Ao afirmar a dignidade humana, também reconhecemos que cada pessoa tem responsabilidades. Os migrantes, assim como os cidadãos, devem respeitar as leis do país que os acolhe e contribuir para o bem comum. No entanto, isso não justifica políticas que degradem ou excluam aqueles que buscam uma vida melhor.
Bem comum: um princípio que une
O bem comum é outro pilar da Doutrina Social da Igreja. Refere-se ao conjunto de condições sociais que permitem às pessoas e comunidades alcançar sua plenitude. Isso inclui não apenas o bem-estar material, mas também a paz, a justiça e a solidariedade.
Quando falamos de migração, o bem comum nos chama a equilibrar os direitos dos migrantes com as necessidades das comunidades receptoras. Não se trata de escolher entre uns e outros, mas de encontrar soluções que beneficiem a todos. Como diz o Papa Leão XIV em sua primeira encíclica: “A verdadeira caridade não é seletiva; abraça a todos, especialmente os mais vulneráveis.”
A polarização, por outro lado, divide e gera conflitos. Ela tende a simplificar problemas complexos e a demonizar quem pensa diferente. Em vez disso, somos chamados à “polaridade”, ou seja, a manter tensões criativas que nos ajudem a crescer. Por exemplo, podemos defender tanto a segurança das fronteiras quanto o acolhimento de refugiados, sem cair em extremos.
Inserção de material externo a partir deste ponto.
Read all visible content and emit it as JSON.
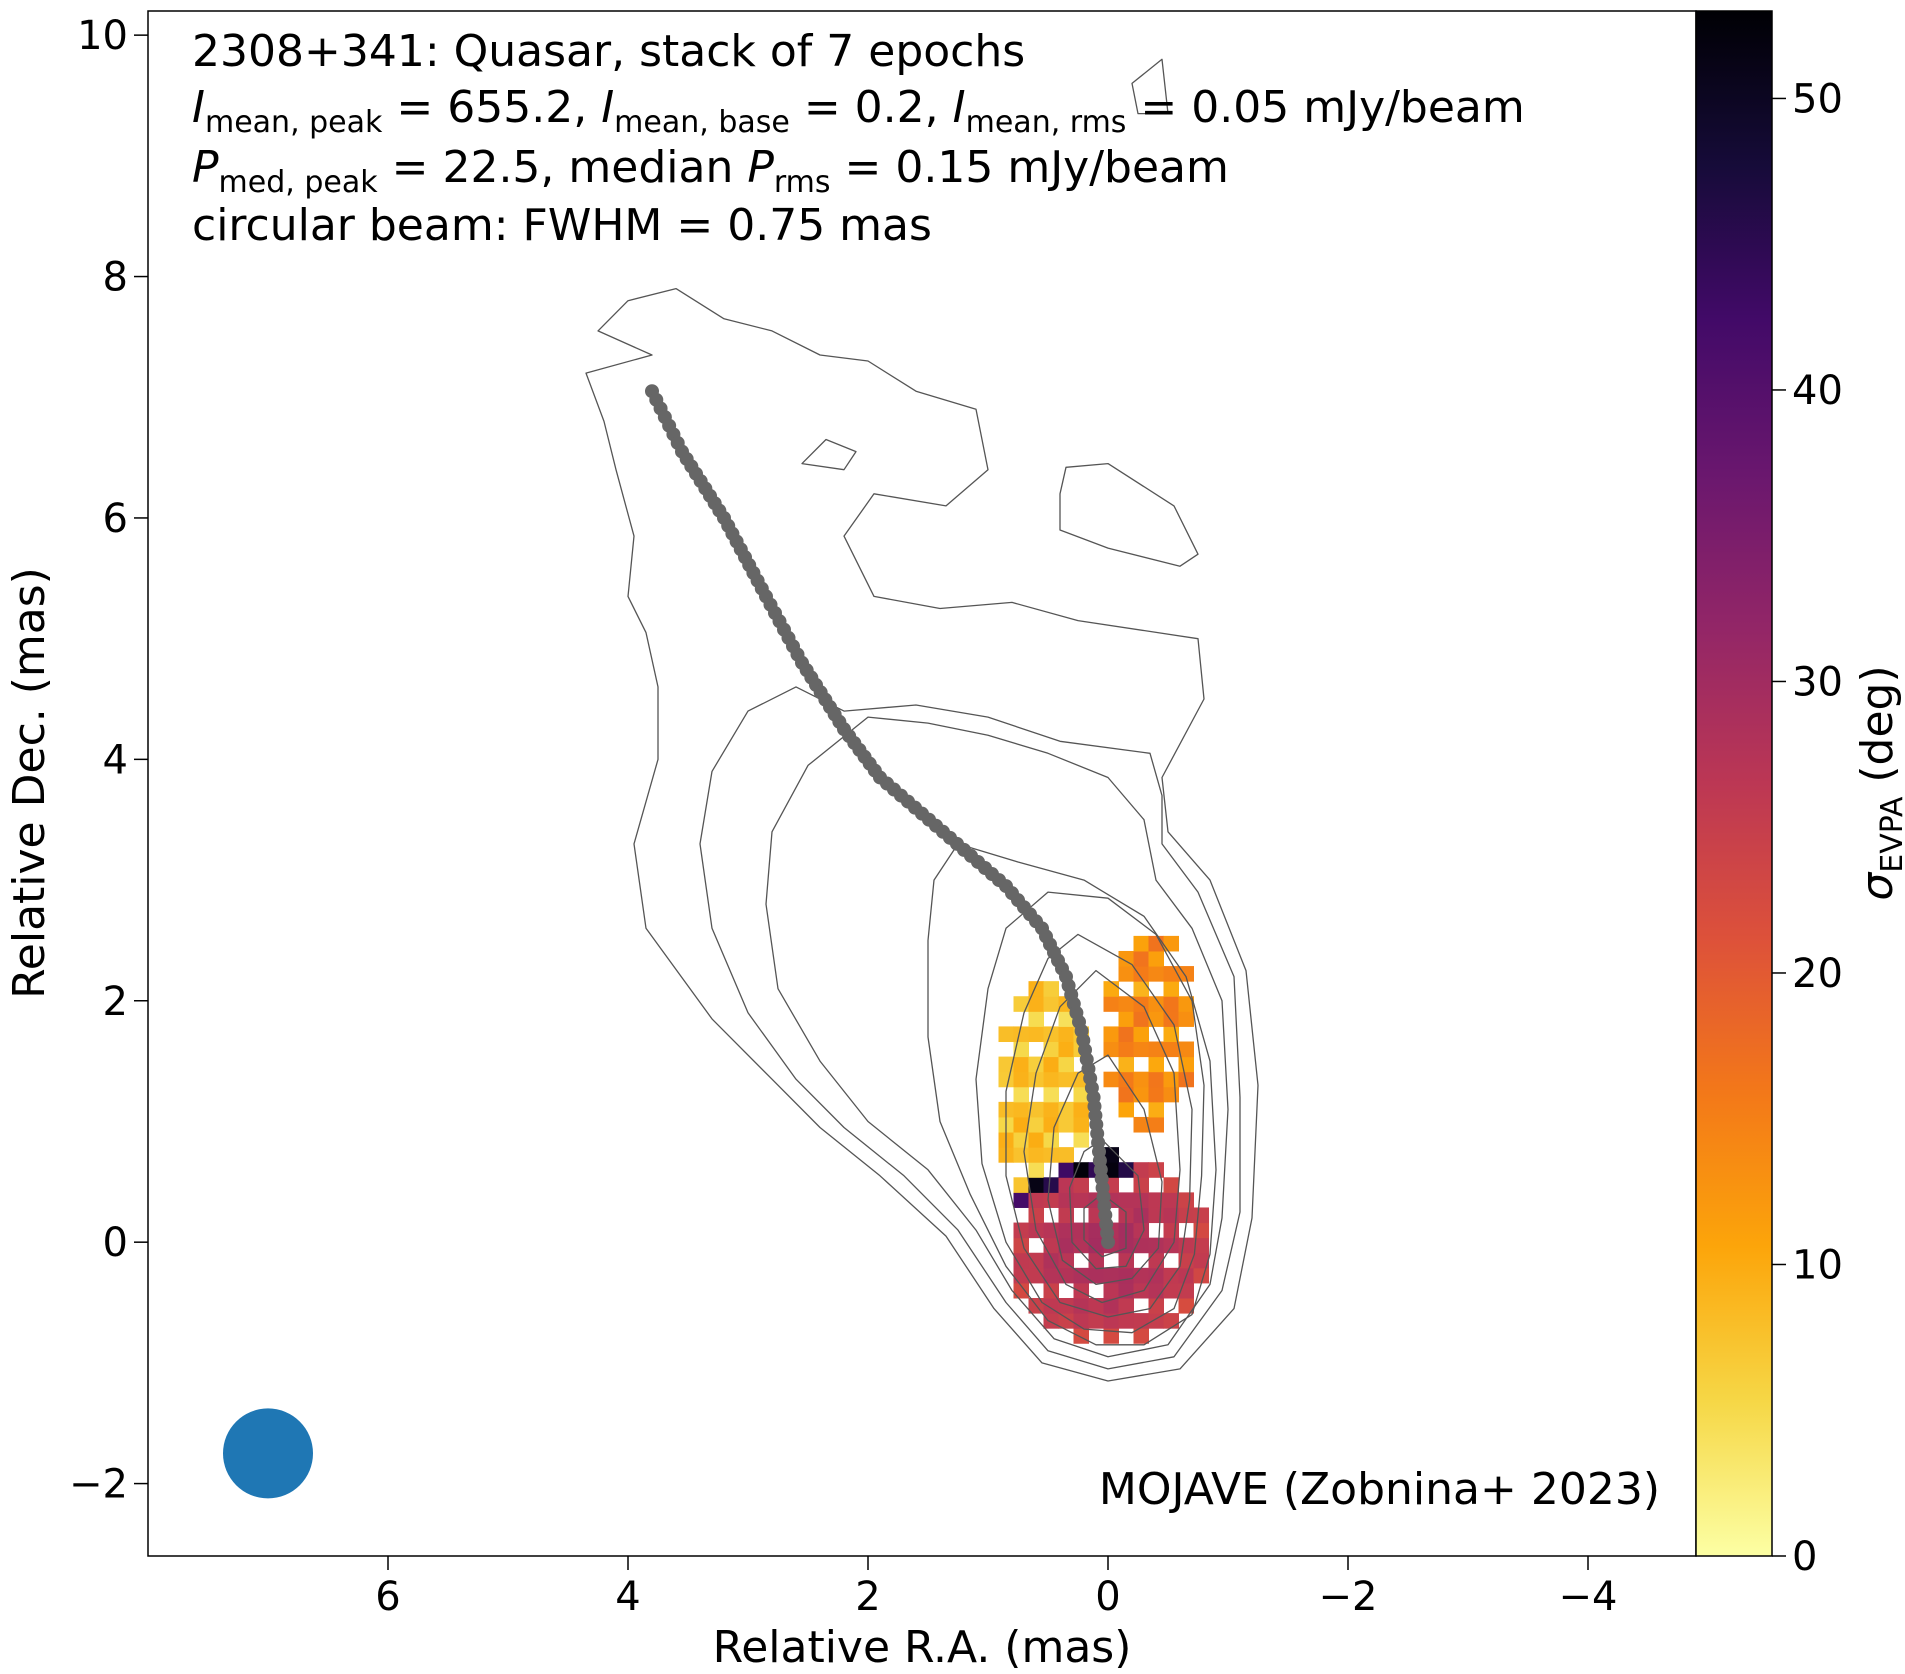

O próprio Jesus nos ensinou a amar o próximo como a nós mesmos (Marcos 12:31). Este mandamento não tem exceções. O próximo pode ser o migrante que chega à nossa porta, e amá-lo significa vê-lo como Cristo o vê: um filho de Deus merecedor de respeito e cuidado.
Aplicação prática: o que podemos fazer?
Como cristãos, não podemos ficar apenas na teoria. A fé sem obras é morta (Tiago 2:17). Aqui estão algumas maneiras concretas de viver esses princípios:
- Informar-nos: Buscar fontes confiáveis para entender as complexidades da migração, evitando estereótipos e desinformação.
- Acolher pessoalmente: Conhecer migrantes em sua comunidade, oferecer amizade e apoiar iniciativas locais de integração.
- Advogar com justiça: Falar a favor de políticas que defendam a dignidade humana e o bem comum, e incentivar sua igreja a fazer o mesmo.
- Orar com intenção: Orar pelos migrantes, pelas comunidades anfitriãs e por sabedoria para os líderes ao enfrentarem esses desafios.
Em conclusão, a Doutrina Social da Igreja nos oferece um roteiro para navegar a complexa questão da migração com fé e amor. Ao nos fundamentarmos na dignidade humana e no bem comum, podemos transcender a polarização e construir comunidades onde todos são valorizados como filhos de Deus. Respondamos ao chamado de Cristo para acolher o estrangeiro, pois, ao fazê-lo, podemos estar acolhendo anjos sem saber (Hebreus 13:2).